We report a patient who presented with congenital hypotonia, hypoventilation, and cerebellar histopathological alterations. Exome analysis revealed a homozygous mutation in the initiation codon of the NME3 gene, which encodes an NDP kinase. The initiation-codon mutation leads to deficiency in NME3 protein expression. NME3 is a mitochondrial outer-membrane protein capable of interacting with MFN1/2, and its depletion causes dysfunction in mitochondrial dynamics.
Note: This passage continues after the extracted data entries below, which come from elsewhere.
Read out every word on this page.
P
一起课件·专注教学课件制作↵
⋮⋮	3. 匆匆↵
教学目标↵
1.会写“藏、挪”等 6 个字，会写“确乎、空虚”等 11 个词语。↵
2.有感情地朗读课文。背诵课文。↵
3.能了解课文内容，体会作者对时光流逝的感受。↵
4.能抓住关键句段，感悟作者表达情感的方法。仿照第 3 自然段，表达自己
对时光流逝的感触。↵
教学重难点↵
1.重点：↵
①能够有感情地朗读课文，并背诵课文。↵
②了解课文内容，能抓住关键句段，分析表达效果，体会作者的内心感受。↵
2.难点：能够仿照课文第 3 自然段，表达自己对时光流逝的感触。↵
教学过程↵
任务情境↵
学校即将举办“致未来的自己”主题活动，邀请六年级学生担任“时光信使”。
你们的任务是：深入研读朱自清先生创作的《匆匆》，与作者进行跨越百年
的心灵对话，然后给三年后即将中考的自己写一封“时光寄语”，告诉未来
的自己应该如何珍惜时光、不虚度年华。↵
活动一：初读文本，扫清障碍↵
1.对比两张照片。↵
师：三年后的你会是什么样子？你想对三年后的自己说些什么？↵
Consistently, the patient's fibroblasts were characterized by a slow rate of mitochondrial dynamics, which was reversed by expression of wild-type or catalytic-dead NME3. Moreover, glucose starvation caused mitochondrial fragmentation and cell death in the patient's cells. The expression of wild-type and catalytic-dead but not oligomerization-attenuated NME3 restored mitochondrial elongation. However, only wild-type NME3 sustained ATP production and viability. Thus, the separate functions of NME3 in mitochondrial fusion and NDP kinase cooperate in metabolic adaptation for cell survival in response to glucose starvation. Given the critical role of mitochondrial dynamics and energy requirements in neuronal development, the homozygous mutation in NME3 is linked to a fatal mitochondrial neurodegenerative disorder.